When's she's not blogging: Beck's favorite Bay Area vegan eats include Encuentro, Golden Era, the flan at Gracias Madre, schwarmas from Herbivore, Saha, Jay's Cheesesteaks, and Souley Vegan.
Note: Beck was sick for our summit but I hollered at her afterward so she could still join the conversation.
Elbow-deep as we were in the toothsome culinary contributions my summit attendees had whipped up for the occasion, it was perhaps no surprise to learn that food cravings were the least of the challenges to their vegan lifestyles. Indeed, to a (wo)man, our panel participants — many of whom had been vegans for the better part of a decade — found their eats superior to more omnivorous spreads.
"There are only five or six animals that people eat for meat," said Loewen, who works at a senior citizen center by day and spends her free time organizing events like the Vegetarian Society's annual Meat Out. "But we've got so many options in terms of grains and vegetables."
One of the upsides to being vegan — in addition to the animal treatment and health and well-being issues that panelists cited as their salient motivations to make their lifestyle switch — is that it compels a certain amount of creativity in the kitchen. When you're operating largely outside the parameters of what your family considers a standard meal, you tend to think outside the prepackaged box.
Dyson runs my favorite reason to cross the Bay Bridge — Souley Vegan's crispy tofu burger and mac 'n' cheese have magical properties. She came to veganism when she had a visceral reaction as a teenager to a chicken bone, and now can't imagine life any other way. She started her cooking career at a farmers market booth and now brings Souley Vegan's cuisine to African American expos and public schools, where it teaches people about life, post-pork flavoring.
We talked about living vegan in the Bay Area, where my panelists agreed the vegan community had yet to come together the way in has in places like Austin. They pinned this lack of cohesion on the dearth of a central cultural hub, and Beck affirmed that a need for just such a meeting space was one of her motivations behind Vegansaurus.
Evans bemoaned the "ideological chasm" that separates omnivores and vegans and makes it difficult to share information and understanding between the two. The group debated over whether the "vegan movement" could truly be said to exist — and yeah, we talked shit too.
"I think it's bullshit!" Loewen opined suddenly when I asked the group how they felt about Michael Pollan's assertion that eating sustainably is more important than eating animal-product-free. "[That view] takes out the ethical aspect. That animal is going to die — free range animals want to live even more than other animals."

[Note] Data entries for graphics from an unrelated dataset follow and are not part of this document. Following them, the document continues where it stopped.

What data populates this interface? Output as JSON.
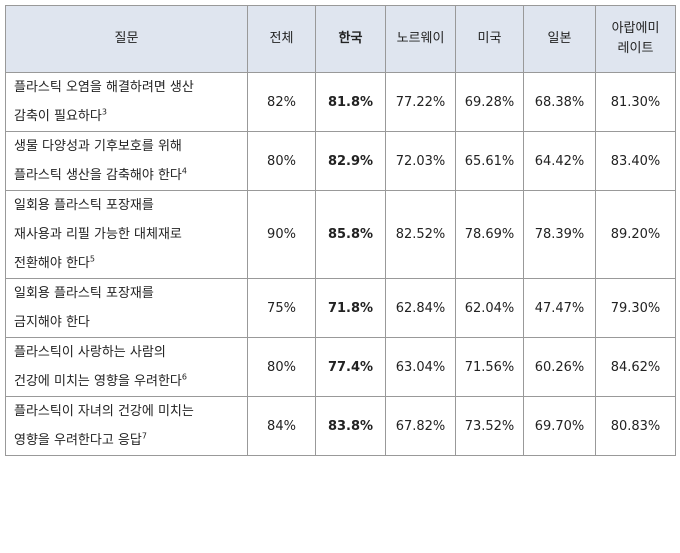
{
  "table": {
    "header": [
      "질문",
      "전체",
      "한국",
      "노르웨이",
      "미국",
      "일본",
      [
        "아랍에미",
        "레이트"
      ]
    ],
    "rows": [
      {
        "question": [
          "플라스틱 오염을 해결하려면 생산",
          "감축이 필요하다"
        ],
        "note": "3",
        "values": [
          "82%",
          "81.8%",
          "77.22%",
          "69.28%",
          "68.38%",
          "81.30%"
        ]
      },
      {
        "question": [
          "생물 다양성과 기후보호를 위해",
          "플라스틱 생산을 감축해야 한다"
        ],
        "note": "4",
        "values": [
          "80%",
          "82.9%",
          "72.03%",
          "65.61%",
          "64.42%",
          "83.40%"
        ]
      },
      {
        "question": [
          "일회용 플라스틱 포장재를",
          "재사용과 리필 가능한 대체재로",
          "전환해야 한다"
        ],
        "note": "5",
        "values": [
          "90%",
          "85.8%",
          "82.52%",
          "78.69%",
          "78.39%",
          "89.20%"
        ]
      },
      {
        "question": [
          "일회용 플라스틱 포장재를",
          "금지해야 한다"
        ],
        "note": null,
        "values": [
          "75%",
          "71.8%",
          "62.84%",
          "62.04%",
          "47.47%",
          "79.30%"
        ]
      },
      {
        "question": [
          "플라스틱이 사랑하는 사람의",
          "건강에 미치는 영향을 우려한다"
        ],
        "note": "6",
        "values": [
          "80%",
          "77.4%",
          "63.04%",
          "71.56%",
          "60.26%",
          "84.62%"
        ]
      },
      {
        "question": [
          "플라스틱이 자녀의 건강에 미치는",
          "영향을 우려한다고 응답"
        ],
        "note": "7",
        "values": [
          "84%",
          "83.8%",
          "67.82%",
          "73.52%",
          "69.70%",
          "80.83%"
        ]
      }
    ]
  }
}
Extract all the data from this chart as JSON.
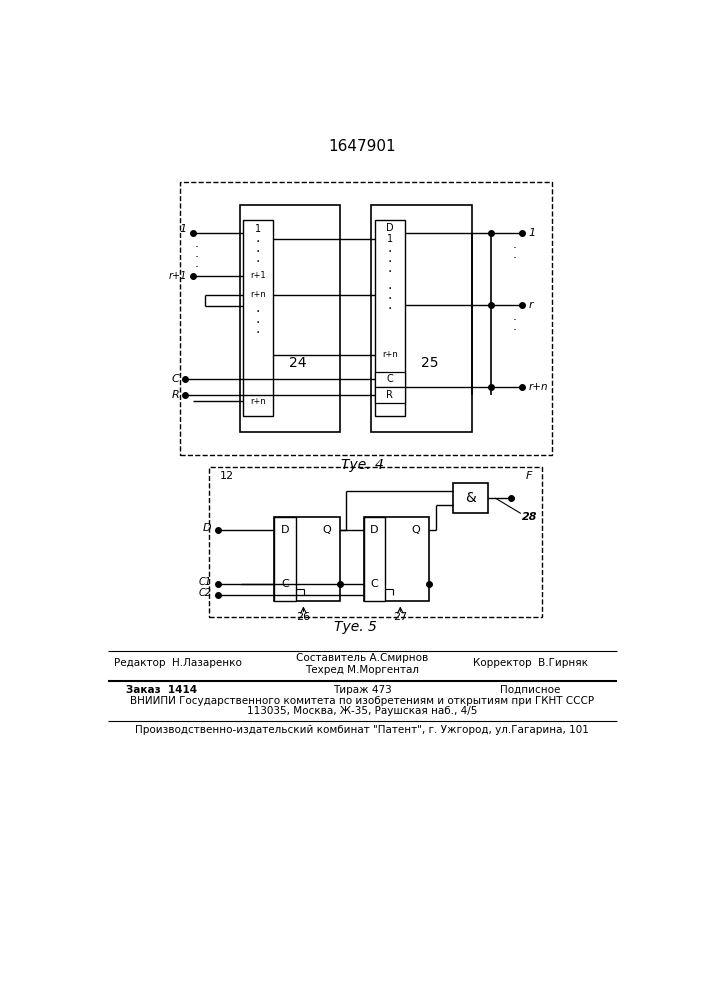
{
  "title": "1647901",
  "fig4_caption": "Τуе. 4",
  "fig5_caption": "Τуе. 5",
  "footer_editor": "Редактор  Н.Лазаренко",
  "footer_comp": "Составитель А.Смирнов",
  "footer_tech": "Техред М.Моргентал",
  "footer_corr": "Корректор  В.Гирняк",
  "footer_order": "Заказ  1414",
  "footer_copies": "Тираж 473",
  "footer_sub": "Подписное",
  "footer_vniip": "ВНИИПИ Государственного комитета по изобретениям и открытиям при ГКНТ СССР",
  "footer_addr": "113035, Москва, Ж-35, Раушская наб., 4/5",
  "footer_prod": "Производственно-издательский комбинат \"Патент\", г. Ужгород, ул.Гагарина, 101"
}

Benedetto and Vazquez attended the California Culinary Academy (where they met and Vazquez became vegan) and were the summit's official "vegans on the front lines" because of it. The school, they said, accommodated their desire not to work with meat — to a point. They still had to cook a steak for a final exam and take a two-week butchery course. "It smelled like death," grimaced Benedetto. "Postgrad, I decided I would rather work retail than have to cook meat."